Além disso, integrantes dessas organizações poderiam ter vistos negados, deportações aceleradas e restrições financeiras internacionais, dificultando movimentações de dinheiro em bancos e empresas com ligação aos EUA.

Possibilidade de ações fora do território americano

Outro ponto que preocupa especialistas é que, ao classificar um grupo como terrorista, o governo norte-americano passa a ter base legal para realizar operações contra essas organizações fora de seu próprio território, caso considere que elas representem ameaça à segurança do país.

Em teoria, isso poderia permitir ações de inteligência, operações policiais internacionais ou até intervenções militares direcionadas contra estruturas das facções, o que levanta debates sobre soberania nacional e relações diplomáticas com o Brasil.

Governo brasileiro é contra classificação

Autoridades brasileiras argumentam que PCC e Comando Vermelho são organizações criminosas, não terroristas, já que a legislação brasileira associa terrorismo a motivações ideológicas, religiosas ou políticas — algo que não se aplica diretamente às facções ligadas ao tráfico e ao crime organizado.

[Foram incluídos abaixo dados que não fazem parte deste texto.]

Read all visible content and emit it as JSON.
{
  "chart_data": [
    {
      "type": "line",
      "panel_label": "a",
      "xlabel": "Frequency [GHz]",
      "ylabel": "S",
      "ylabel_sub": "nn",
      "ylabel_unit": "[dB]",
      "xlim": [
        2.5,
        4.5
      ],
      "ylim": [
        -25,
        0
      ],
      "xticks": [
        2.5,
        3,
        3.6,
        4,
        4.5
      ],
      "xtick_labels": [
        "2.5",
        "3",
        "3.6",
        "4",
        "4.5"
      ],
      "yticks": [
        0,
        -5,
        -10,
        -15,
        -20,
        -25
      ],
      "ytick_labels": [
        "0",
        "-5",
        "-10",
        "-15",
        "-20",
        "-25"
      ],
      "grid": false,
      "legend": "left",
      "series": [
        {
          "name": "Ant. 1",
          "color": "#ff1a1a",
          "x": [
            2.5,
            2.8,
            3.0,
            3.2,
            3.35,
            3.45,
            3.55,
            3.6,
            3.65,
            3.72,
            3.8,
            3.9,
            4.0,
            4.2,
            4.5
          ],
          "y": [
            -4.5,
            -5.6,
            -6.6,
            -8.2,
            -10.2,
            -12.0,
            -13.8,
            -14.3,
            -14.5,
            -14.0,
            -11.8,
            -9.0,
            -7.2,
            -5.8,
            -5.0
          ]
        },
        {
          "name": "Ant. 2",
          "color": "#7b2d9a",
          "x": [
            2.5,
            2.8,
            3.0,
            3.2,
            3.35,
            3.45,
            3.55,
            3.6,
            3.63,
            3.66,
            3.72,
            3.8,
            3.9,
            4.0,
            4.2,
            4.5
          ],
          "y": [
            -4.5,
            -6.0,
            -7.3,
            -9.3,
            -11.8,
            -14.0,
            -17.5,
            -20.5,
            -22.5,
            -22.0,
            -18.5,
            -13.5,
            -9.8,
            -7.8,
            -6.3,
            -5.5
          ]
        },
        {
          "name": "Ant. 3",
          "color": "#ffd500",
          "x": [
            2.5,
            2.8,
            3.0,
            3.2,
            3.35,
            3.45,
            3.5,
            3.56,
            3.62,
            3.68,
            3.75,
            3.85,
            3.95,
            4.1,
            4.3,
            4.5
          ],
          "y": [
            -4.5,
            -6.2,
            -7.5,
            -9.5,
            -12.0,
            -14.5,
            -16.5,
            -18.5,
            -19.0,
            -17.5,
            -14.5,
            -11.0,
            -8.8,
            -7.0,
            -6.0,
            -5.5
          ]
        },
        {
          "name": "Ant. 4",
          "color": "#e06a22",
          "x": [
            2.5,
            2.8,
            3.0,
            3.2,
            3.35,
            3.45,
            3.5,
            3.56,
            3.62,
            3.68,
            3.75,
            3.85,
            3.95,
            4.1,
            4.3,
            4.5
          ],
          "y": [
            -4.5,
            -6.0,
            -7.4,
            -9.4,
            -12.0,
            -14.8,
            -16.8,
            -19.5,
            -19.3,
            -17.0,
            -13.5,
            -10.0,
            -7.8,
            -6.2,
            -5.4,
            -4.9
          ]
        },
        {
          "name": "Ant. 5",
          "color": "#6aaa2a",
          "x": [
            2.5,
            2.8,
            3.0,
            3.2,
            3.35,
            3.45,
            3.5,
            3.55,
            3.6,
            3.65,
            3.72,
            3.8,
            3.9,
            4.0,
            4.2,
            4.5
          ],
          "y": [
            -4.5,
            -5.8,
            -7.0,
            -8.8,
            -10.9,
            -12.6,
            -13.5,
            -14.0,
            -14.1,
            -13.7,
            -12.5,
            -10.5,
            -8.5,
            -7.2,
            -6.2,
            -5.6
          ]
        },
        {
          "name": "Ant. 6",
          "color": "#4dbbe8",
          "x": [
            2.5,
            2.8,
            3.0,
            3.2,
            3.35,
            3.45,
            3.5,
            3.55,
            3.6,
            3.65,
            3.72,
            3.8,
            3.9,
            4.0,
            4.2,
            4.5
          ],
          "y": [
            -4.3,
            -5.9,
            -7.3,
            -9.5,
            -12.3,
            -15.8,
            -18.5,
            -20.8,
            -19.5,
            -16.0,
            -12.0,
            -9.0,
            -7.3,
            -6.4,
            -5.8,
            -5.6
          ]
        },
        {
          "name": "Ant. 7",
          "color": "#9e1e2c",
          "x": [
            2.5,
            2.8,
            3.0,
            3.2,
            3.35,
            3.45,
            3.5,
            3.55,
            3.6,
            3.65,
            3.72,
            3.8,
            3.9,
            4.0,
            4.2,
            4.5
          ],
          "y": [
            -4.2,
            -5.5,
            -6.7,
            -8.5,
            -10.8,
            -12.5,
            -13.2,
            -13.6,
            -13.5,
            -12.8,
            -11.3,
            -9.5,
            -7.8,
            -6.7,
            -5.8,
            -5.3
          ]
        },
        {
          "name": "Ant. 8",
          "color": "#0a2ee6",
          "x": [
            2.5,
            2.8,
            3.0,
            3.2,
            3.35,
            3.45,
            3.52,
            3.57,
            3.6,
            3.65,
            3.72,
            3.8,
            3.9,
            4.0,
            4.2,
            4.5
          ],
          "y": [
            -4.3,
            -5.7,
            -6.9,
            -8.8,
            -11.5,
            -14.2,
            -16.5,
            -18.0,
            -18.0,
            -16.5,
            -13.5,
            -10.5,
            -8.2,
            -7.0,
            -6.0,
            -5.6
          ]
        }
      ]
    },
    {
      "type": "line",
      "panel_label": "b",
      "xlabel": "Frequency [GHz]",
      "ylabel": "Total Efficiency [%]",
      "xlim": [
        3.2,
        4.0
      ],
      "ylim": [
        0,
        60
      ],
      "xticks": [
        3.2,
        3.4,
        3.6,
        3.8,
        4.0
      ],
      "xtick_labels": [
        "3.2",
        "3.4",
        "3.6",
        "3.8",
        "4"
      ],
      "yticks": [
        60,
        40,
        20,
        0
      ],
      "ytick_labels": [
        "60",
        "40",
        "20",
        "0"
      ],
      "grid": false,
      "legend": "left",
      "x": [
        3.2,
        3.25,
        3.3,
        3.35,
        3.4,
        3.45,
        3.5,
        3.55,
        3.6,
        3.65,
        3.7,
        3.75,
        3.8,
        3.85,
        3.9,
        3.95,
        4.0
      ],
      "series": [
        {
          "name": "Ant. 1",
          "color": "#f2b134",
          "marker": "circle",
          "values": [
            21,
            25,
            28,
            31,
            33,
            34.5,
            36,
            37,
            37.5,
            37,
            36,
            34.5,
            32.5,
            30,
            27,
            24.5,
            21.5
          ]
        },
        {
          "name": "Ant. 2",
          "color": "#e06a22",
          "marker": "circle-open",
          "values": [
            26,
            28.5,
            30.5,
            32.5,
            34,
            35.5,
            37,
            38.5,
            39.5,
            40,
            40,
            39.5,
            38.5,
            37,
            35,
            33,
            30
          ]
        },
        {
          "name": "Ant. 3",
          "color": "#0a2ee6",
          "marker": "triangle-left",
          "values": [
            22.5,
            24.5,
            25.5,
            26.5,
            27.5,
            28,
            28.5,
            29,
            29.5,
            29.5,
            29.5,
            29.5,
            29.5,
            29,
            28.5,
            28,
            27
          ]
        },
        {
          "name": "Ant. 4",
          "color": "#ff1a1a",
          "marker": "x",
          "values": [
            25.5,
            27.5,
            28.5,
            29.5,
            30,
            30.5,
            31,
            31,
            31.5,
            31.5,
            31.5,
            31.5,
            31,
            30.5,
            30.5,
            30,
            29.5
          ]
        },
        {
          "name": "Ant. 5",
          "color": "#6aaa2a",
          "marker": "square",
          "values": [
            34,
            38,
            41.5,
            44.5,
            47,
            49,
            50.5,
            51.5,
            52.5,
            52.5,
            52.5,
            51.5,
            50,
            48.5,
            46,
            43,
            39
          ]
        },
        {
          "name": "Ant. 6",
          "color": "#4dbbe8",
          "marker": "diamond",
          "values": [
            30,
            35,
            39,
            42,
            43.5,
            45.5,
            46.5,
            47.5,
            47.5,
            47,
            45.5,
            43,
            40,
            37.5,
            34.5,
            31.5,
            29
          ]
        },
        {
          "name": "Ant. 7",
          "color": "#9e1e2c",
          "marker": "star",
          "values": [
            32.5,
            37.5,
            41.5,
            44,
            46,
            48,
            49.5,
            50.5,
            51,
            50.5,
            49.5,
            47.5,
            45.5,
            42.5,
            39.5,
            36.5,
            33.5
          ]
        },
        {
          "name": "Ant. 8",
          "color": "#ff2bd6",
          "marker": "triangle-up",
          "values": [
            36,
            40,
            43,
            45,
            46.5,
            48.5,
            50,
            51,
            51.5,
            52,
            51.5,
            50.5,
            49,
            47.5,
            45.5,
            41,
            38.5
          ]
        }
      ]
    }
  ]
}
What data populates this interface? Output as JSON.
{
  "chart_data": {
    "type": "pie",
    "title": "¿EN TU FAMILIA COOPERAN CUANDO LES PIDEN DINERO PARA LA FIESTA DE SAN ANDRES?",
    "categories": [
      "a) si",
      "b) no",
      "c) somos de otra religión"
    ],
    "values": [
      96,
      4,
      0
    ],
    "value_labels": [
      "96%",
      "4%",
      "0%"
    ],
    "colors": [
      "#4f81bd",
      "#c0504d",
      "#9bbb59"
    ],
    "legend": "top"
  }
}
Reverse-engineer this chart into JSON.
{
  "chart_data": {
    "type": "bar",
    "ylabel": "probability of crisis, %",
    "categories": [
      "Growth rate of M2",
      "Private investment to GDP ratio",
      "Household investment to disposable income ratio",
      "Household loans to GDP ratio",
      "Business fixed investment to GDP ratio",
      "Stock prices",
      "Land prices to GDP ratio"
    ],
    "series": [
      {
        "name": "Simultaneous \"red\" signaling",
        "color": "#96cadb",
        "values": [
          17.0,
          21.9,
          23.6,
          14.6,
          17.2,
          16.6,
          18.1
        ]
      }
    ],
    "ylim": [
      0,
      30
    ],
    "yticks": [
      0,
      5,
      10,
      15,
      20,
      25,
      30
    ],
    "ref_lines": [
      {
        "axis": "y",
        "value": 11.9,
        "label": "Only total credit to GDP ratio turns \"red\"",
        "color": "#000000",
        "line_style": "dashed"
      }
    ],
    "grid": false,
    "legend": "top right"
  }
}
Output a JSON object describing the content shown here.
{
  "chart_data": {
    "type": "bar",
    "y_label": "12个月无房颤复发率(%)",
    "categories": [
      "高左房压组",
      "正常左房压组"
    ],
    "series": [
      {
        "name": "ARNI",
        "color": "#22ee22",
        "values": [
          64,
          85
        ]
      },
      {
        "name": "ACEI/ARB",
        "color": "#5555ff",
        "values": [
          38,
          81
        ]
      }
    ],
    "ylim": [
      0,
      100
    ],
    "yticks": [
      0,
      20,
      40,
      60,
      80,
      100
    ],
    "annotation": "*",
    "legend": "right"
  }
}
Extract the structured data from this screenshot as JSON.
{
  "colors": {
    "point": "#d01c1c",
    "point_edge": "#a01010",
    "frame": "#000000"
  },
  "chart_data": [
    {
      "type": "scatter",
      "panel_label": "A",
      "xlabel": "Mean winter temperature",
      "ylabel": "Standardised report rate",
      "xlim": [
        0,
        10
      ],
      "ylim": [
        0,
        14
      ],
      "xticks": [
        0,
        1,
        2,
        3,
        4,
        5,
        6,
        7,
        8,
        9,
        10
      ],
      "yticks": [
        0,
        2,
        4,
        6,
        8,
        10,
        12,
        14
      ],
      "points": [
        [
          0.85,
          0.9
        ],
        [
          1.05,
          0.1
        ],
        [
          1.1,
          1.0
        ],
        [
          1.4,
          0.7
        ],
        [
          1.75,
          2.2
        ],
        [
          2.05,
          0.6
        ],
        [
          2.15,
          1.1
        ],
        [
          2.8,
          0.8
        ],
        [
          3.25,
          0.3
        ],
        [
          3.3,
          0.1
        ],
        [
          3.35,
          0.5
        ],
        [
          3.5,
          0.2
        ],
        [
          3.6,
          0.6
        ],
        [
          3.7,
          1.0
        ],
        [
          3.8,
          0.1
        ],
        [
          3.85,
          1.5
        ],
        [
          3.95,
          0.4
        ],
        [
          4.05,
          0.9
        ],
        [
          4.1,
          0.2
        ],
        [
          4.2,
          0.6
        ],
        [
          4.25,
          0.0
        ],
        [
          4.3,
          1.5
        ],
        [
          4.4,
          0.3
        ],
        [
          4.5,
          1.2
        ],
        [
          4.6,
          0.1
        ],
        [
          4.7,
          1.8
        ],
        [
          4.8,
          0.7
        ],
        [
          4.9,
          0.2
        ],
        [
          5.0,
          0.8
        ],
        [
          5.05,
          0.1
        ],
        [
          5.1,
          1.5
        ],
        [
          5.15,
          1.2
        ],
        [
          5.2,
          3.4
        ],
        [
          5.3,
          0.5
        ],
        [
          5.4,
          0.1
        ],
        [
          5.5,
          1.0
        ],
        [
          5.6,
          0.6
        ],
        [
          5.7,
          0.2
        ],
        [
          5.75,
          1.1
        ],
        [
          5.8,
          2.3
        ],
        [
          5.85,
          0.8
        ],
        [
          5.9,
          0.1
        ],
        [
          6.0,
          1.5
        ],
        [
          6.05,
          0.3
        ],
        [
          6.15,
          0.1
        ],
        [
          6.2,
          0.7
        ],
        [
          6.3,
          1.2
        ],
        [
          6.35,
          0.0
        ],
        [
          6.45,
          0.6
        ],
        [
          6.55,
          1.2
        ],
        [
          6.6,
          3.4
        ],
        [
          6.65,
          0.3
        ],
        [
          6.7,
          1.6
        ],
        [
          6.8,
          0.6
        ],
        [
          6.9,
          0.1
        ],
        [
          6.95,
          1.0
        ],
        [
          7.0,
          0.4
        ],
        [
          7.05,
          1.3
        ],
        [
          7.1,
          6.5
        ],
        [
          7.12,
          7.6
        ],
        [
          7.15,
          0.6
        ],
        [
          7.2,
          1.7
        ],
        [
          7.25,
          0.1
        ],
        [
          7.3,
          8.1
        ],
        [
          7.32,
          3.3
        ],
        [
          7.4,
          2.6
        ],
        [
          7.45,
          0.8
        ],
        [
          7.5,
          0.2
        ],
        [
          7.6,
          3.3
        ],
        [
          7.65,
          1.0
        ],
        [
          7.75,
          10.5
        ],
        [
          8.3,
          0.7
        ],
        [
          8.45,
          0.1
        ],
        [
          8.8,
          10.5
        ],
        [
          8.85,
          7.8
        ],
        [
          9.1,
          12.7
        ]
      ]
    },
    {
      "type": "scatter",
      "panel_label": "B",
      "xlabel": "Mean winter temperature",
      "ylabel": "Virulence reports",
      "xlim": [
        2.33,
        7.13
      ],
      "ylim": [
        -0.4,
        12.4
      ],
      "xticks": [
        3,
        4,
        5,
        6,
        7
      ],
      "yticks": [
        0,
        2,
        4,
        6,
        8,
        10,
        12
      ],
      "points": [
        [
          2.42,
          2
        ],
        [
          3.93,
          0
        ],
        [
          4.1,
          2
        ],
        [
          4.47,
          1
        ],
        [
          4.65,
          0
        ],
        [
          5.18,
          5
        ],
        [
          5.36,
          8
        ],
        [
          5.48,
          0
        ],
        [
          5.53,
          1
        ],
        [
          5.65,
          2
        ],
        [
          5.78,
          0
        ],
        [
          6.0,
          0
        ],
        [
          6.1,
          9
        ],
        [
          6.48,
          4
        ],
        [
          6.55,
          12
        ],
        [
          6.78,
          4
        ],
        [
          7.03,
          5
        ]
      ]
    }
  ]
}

Por isso, o governo brasileiro tem atuado diplomaticamente para tentar evitar que a classificação seja oficializada.

Facções com atuação internacional

O PCC e o Comando Vermelho estão entre as maiores organizações criminosas da América Latina, com atuação em diversas regiões do Brasil e presença em rotas internacionais do tráfico de drogas e armas.

Nos últimos anos, alguns países da América do Sul já passaram a tratar essas facções como organizações ligadas ao narcoterrorismo. Argentina e Paraguai, por exemplo, incluíram os grupos em listas nacionais de entidades terroristas.

Debate político e diplomático

A possibilidade de classificação tem provocado discussões dentro do Brasil e também nos Estados Unidos. Parlamentares e especialistas avaliam que a decisão pode alterar o cenário da segurança pública e das relações internacionais, ampliando a cooperação no combate ao crime — mas também abrindo espaço para tensões diplomáticas entre os dois países.

A decisão final dependerá de análises políticas e jurídicas dentro do governo norte-americano e de eventuais negociações diplomáticas com o Brasil.